VİDEO HABER

Diyanet İşleri Başkanı Prof. Dr. Ali Erbaş'ın Konuşması;

Bize kıyamete kadar rehberlik edecek yüce vahyi lütfeden, bizi bugün Balkanlar’ın kalbi olan bu topraklarda buluşturan Yüce Rabbimize sonsuz hamd-ü senâlar olsun.

Kuran-ı Kerim’i şahsında ideal bir hayata dönüştüren Hz. Muhammed Mustafa’ya salat ve selam olsun.

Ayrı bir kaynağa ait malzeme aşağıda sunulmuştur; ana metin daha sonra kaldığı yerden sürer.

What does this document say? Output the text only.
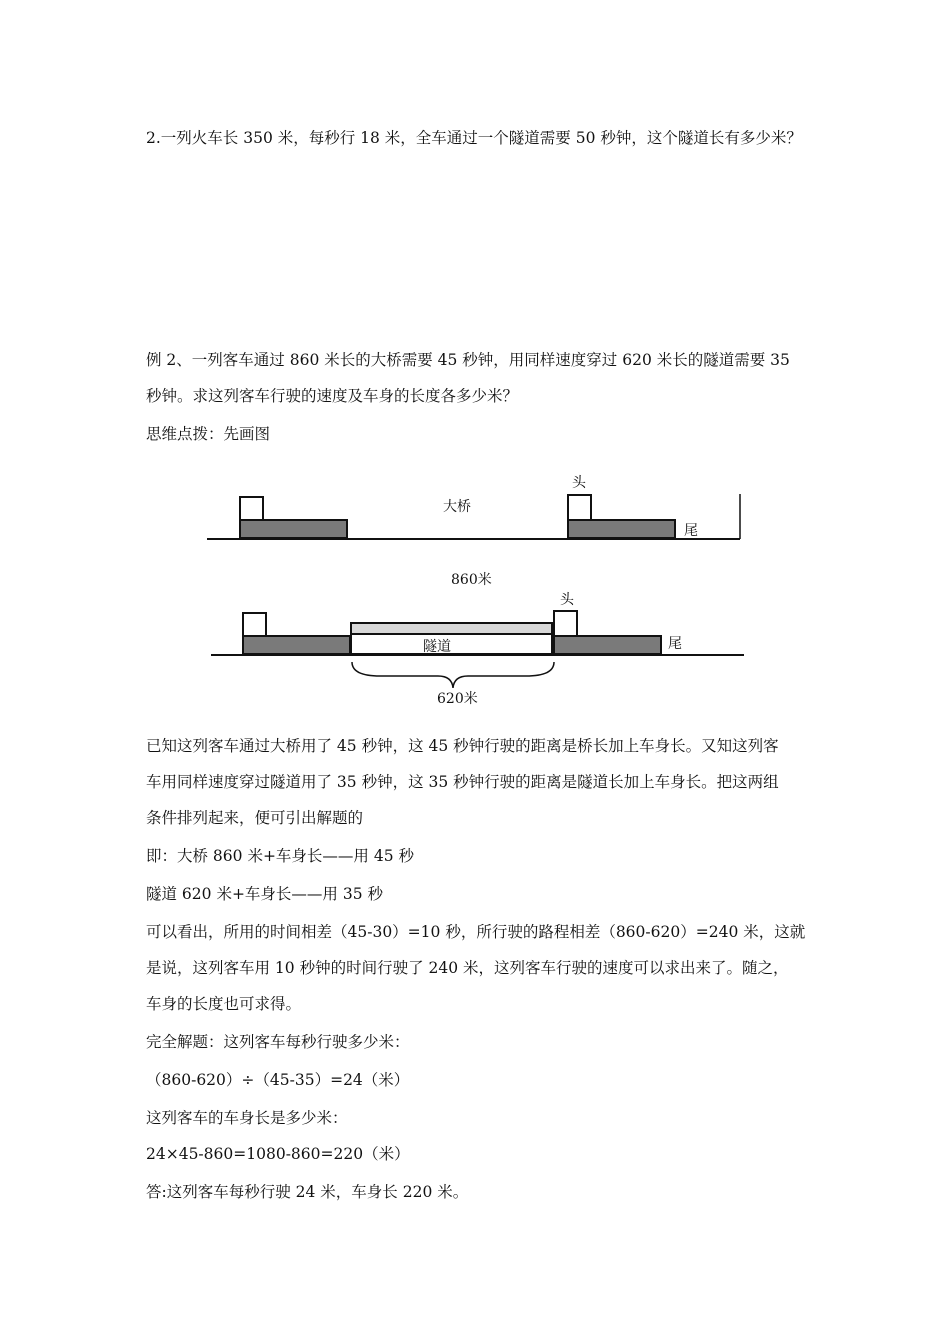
2.一列火车长 350 米，每秒行 18 米，全车通过一个隧道需要 50 秒钟，这个隧道长有多少米？
例 2、一列客车通过 860 米长的大桥需要 45 秒钟，用同样速度穿过 620 米长的隧道需要 35
秒钟。求这列客车行驶的速度及车身的长度各多少米？
思维点拨：先画图
大桥
头
尾
860米
隧道
头
尾
620米
已知这列客车通过大桥用了 45 秒钟，这 45 秒钟行驶的距离是桥长加上车身长。又知这列客
车用同样速度穿过隧道用了 35 秒钟，这 35 秒钟行驶的距离是隧道长加上车身长。把这两组
条件排列起来，便可引出解题的
即：大桥 860 米+车身长——用 45 秒
隧道 620 米+车身长——用 35 秒
可以看出，所用的时间相差（45-30）=10 秒，所行驶的路程相差（860-620）=240 米，这就
是说，这列客车用 10 秒钟的时间行驶了 240 米，这列客车行驶的速度可以求出来了。随之，
车身的长度也可求得。
完全解题：这列客车每秒行驶多少米：
（860-620）÷（45-35）=24（米）
这列客车的车身长是多少米：
24×45-860=1080-860=220（米）
答:这列客车每秒行驶 24 米，车身长 220 米。
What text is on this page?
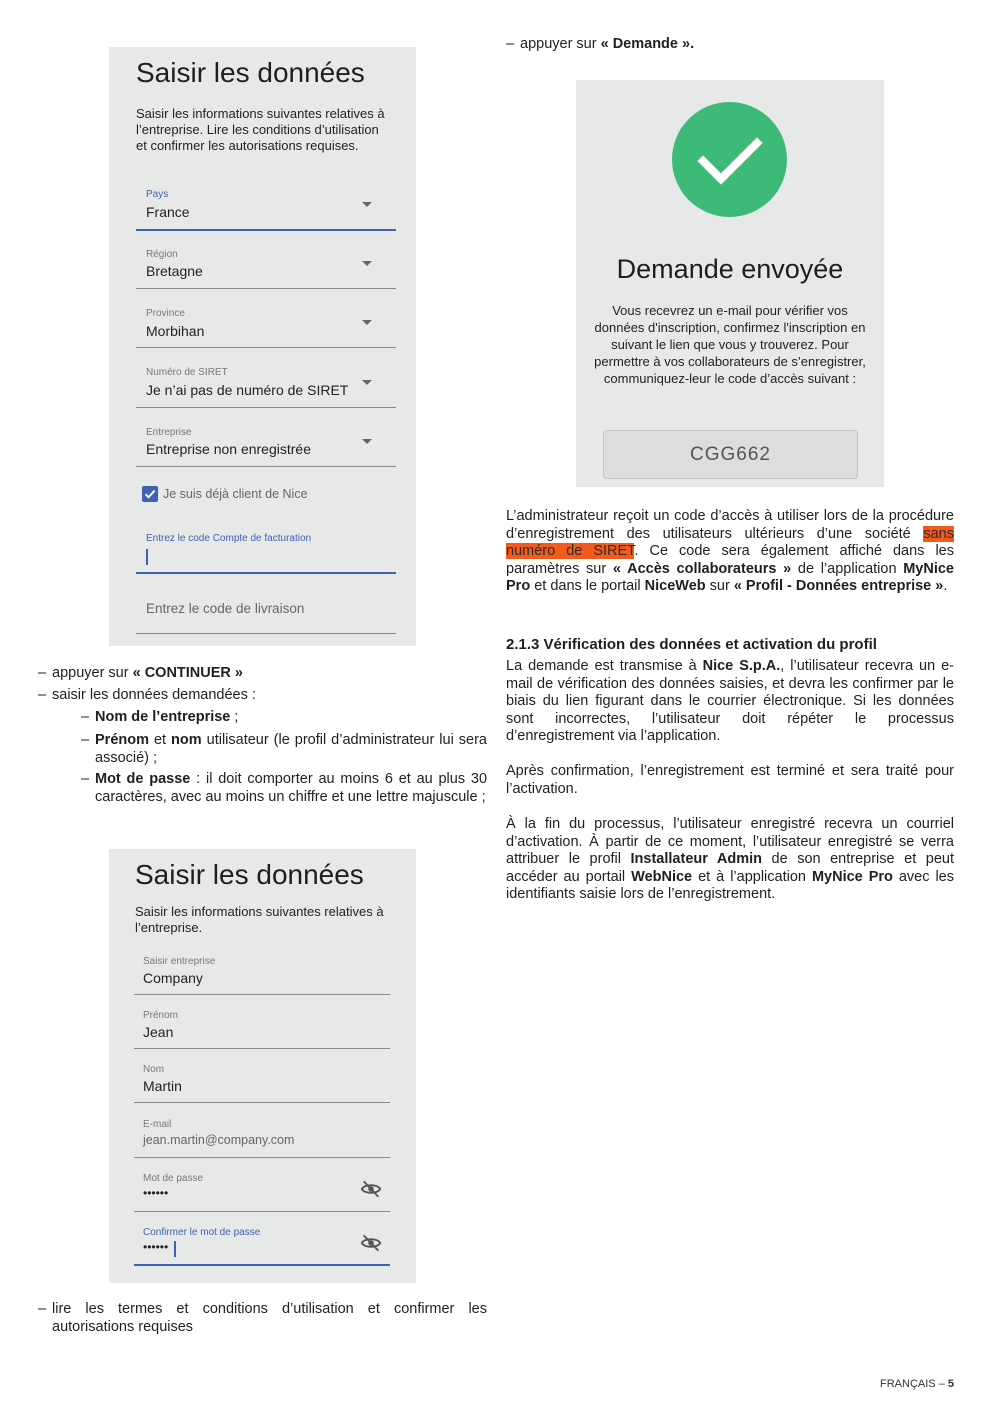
Saisir les données
Saisir les informations suivantes relatives à l’entreprise. Lire les conditions d’utilisation et confirmer les autorisations requises.
Pays
France
Région
Bretagne
Province
Morbihan
Numéro de SIRET
Je n’ai pas de numéro de SIRET
Entreprise
Entreprise non enregistrée
Je suis déjà client de Nice
Entrez le code Compte de facturation
Entrez le code de livraison
– appuyer sur « CONTINUER »
– saisir les données demandées :
– Nom de l’entreprise ;
– Prénom et nom utilisateur (le profil d’administrateur lui sera associé) ;
– Mot de passe : il doit comporter au moins 6 et au plus 30 caractères, avec au moins un chiffre et une lettre majuscule ;
Saisir les données
Saisir les informations suivantes relatives à l’entreprise.
Saisir entreprise
Company
Prénom
Jean
Nom
Martin
E-mail
jean.martin@company.com
Mot de passe
••••••
Confirmer le mot de passe
••••••
– lire les termes et conditions d’utilisation et confirmer les autorisations requises
– appuyer sur « Demande ».
Demande envoyée
Vous recevrez un e-mail pour vérifier vos données d'inscription, confirmez l'inscription en suivant le lien que vous y trouverez. Pour permettre à vos collaborateurs de s’enregistrer, communiquez-leur le code d’accès suivant :
CGG662
L’administrateur reçoit un code d’accès à utiliser lors de la procédure d’enregistrement des utilisateurs ultérieurs d’une société sans numéro de SIRET. Ce code sera également affiché dans les paramètres sur « Accès collaborateurs » de l’application MyNice Pro et dans le portail NiceWeb sur « Profil - Données entreprise ».
2.1.3 Vérification des données et activation du profil
La demande est transmise à Nice S.p.A., l’utilisateur recevra un e-mail de vérification des données saisies, et devra les confirmer par le biais du lien figurant dans le courrier électronique. Si les données sont incorrectes, l’utilisateur doit répéter le processus d’enregistrement via l’application.
Après confirmation, l’enregistrement est terminé et sera traité pour l’activation.
À la fin du processus, l’utilisateur enregistré recevra un courriel d’activation. À partir de ce moment, l’utilisateur enregistré se verra attribuer le profil Installateur Admin de son entreprise et peut accéder au portail WebNice et à l’application MyNice Pro avec les identifiants saisie lors de l’enregistrement.
FRANÇAIS – 5
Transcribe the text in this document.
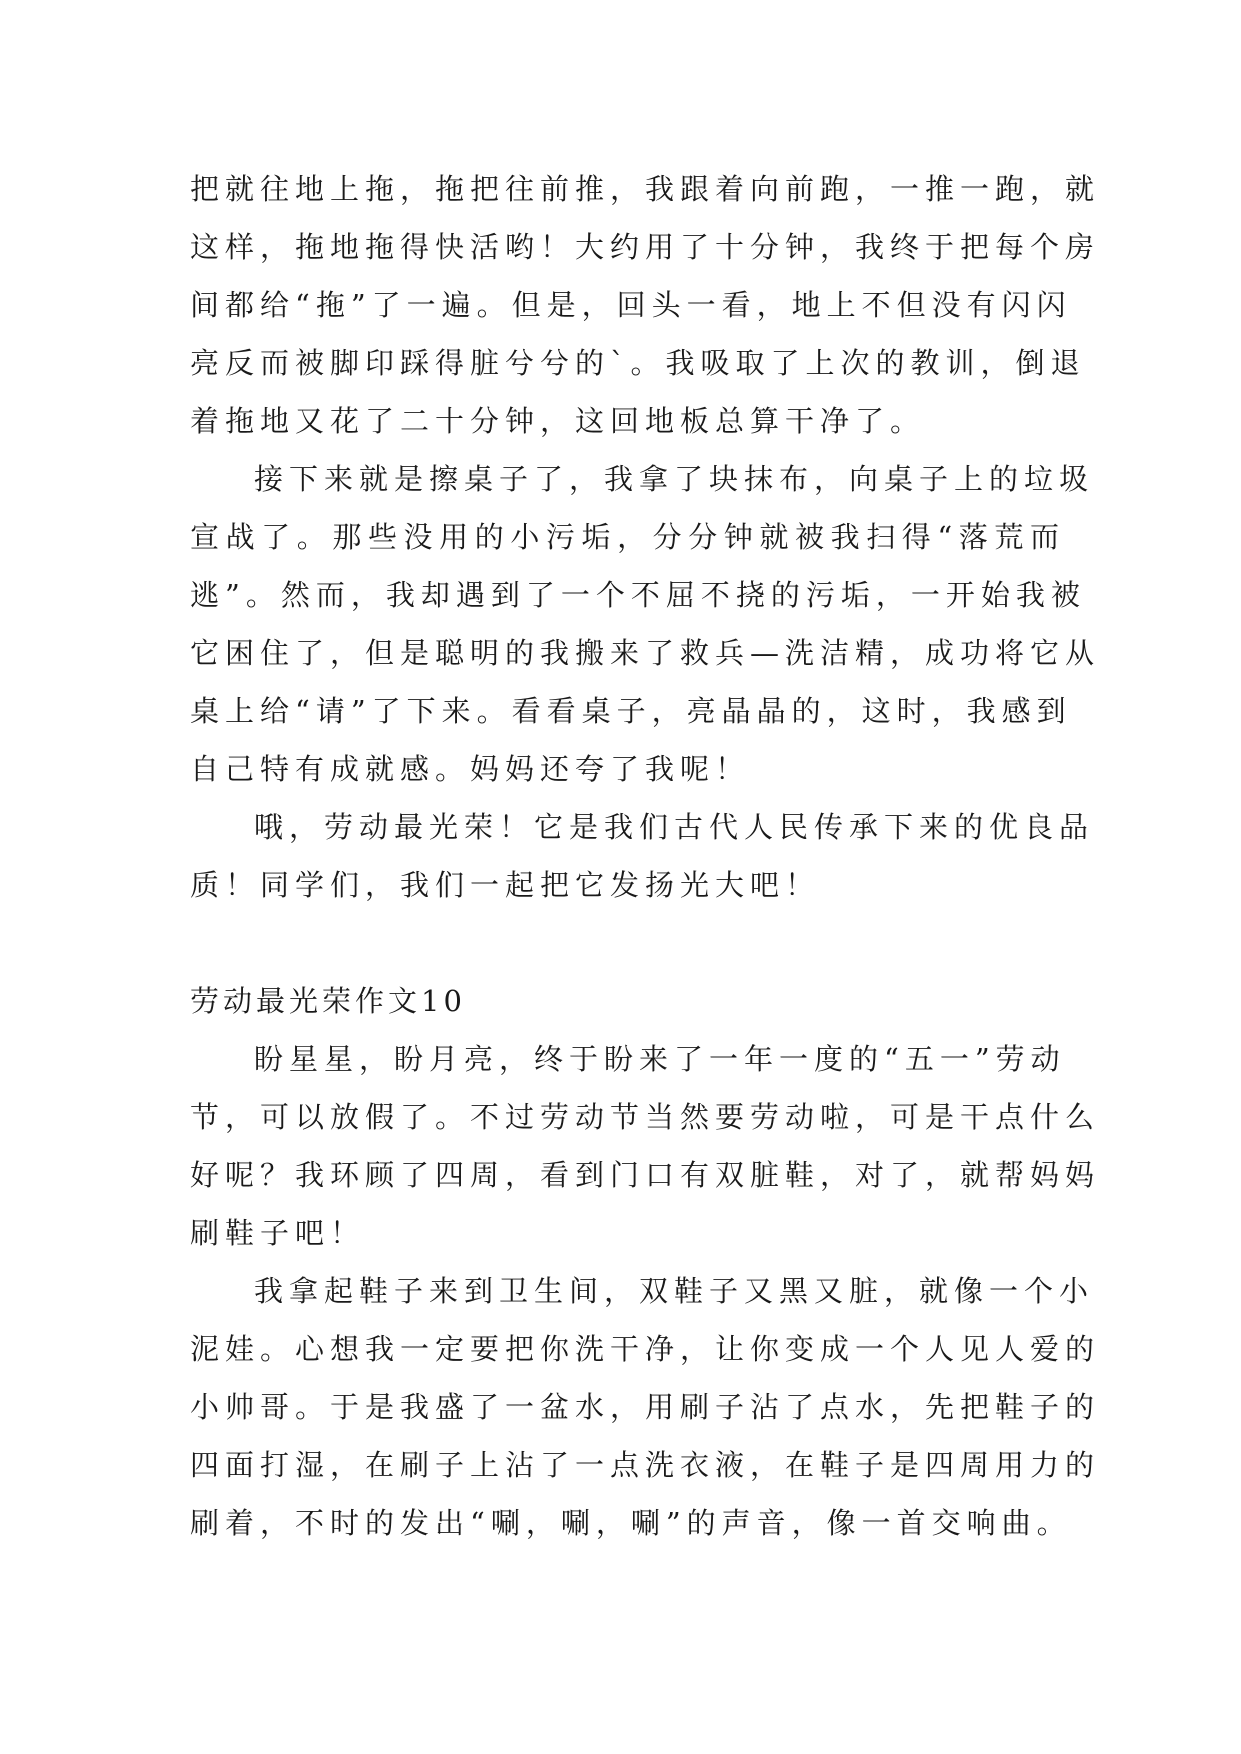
把就往地上拖，拖把往前推，我跟着向前跑，一推一跑，就
这样，拖地拖得快活哟！大约用了十分钟，我终于把每个房
间都给“拖”了一遍。但是，回头一看，地上不但没有闪闪
亮反而被脚印踩得脏兮兮的`。我吸取了上次的教训，倒退
着拖地又花了二十分钟，这回地板总算干净了。
接下来就是擦桌子了，我拿了块抹布，向桌子上的垃圾
宣战了。那些没用的小污垢，分分钟就被我扫得“落荒而
逃”。然而，我却遇到了一个不屈不挠的污垢，一开始我被
它困住了，但是聪明的我搬来了救兵—洗洁精，成功将它从
桌上给“请”了下来。看看桌子，亮晶晶的，这时，我感到
自己特有成就感。妈妈还夸了我呢！
哦，劳动最光荣！它是我们古代人民传承下来的优良品
质！同学们，我们一起把它发扬光大吧！
劳动最光荣作文10
盼星星，盼月亮，终于盼来了一年一度的“五一”劳动
节，可以放假了。不过劳动节当然要劳动啦，可是干点什么
好呢？我环顾了四周，看到门口有双脏鞋，对了，就帮妈妈
刷鞋子吧！
我拿起鞋子来到卫生间，双鞋子又黑又脏，就像一个小
泥娃。心想我一定要把你洗干净，让你变成一个人见人爱的
小帅哥。于是我盛了一盆水，用刷子沾了点水，先把鞋子的
四面打湿，在刷子上沾了一点洗衣液，在鞋子是四周用力的
刷着，不时的发出“唰，唰，唰”的声音，像一首交响曲。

Kosova Diyanet İşleri Başkanı Sayın Naim Ternava Hocamız, Kosova’nın çok kıymetli devlet büyükleri, hocalarımız, hanımefendiler, beyefendiler, sevgili gençler;
Sözlerime başlarken hepinizi sevgiyle, saygıyla, hürmet ve muhabbetle selamlıyorum. Allah’ın selamı, rahmeti ve bereketi hepinizin üzerine olsun. Size Türkiye’den Anadolu’dan, Fatih’in İstanbul’undan, Sultan Murad’ın Bursa’sından, Hz. Mevlana’nın Konya’sından kucak dolusu selamlar getirdim; kabul buyurunuz.

Kıymetli misafirler!

Peygamberimizin dünyayı teşrifini ifade eden mevlid; Müslümanların zihin ve gönül dünyalarında bir özlem, muhabbet ve hasret olarak çok güçlü ve köklü bir yere sahiptir. Hz. Peygamber (s.a.s.)’in şahsında insanlığın yeniden doğuşunu, aydınlık bir geleceği ifade etmektedir. İnsani ve ahlaki değerlerin yeryüzünde tükendiği bir “cahiliye” döneminde, insanlığın tekrar hak, hukuk, merhamet, güzel ahlak gibi değerlerle buluşmasının başlangıcını ifade etmektedir. 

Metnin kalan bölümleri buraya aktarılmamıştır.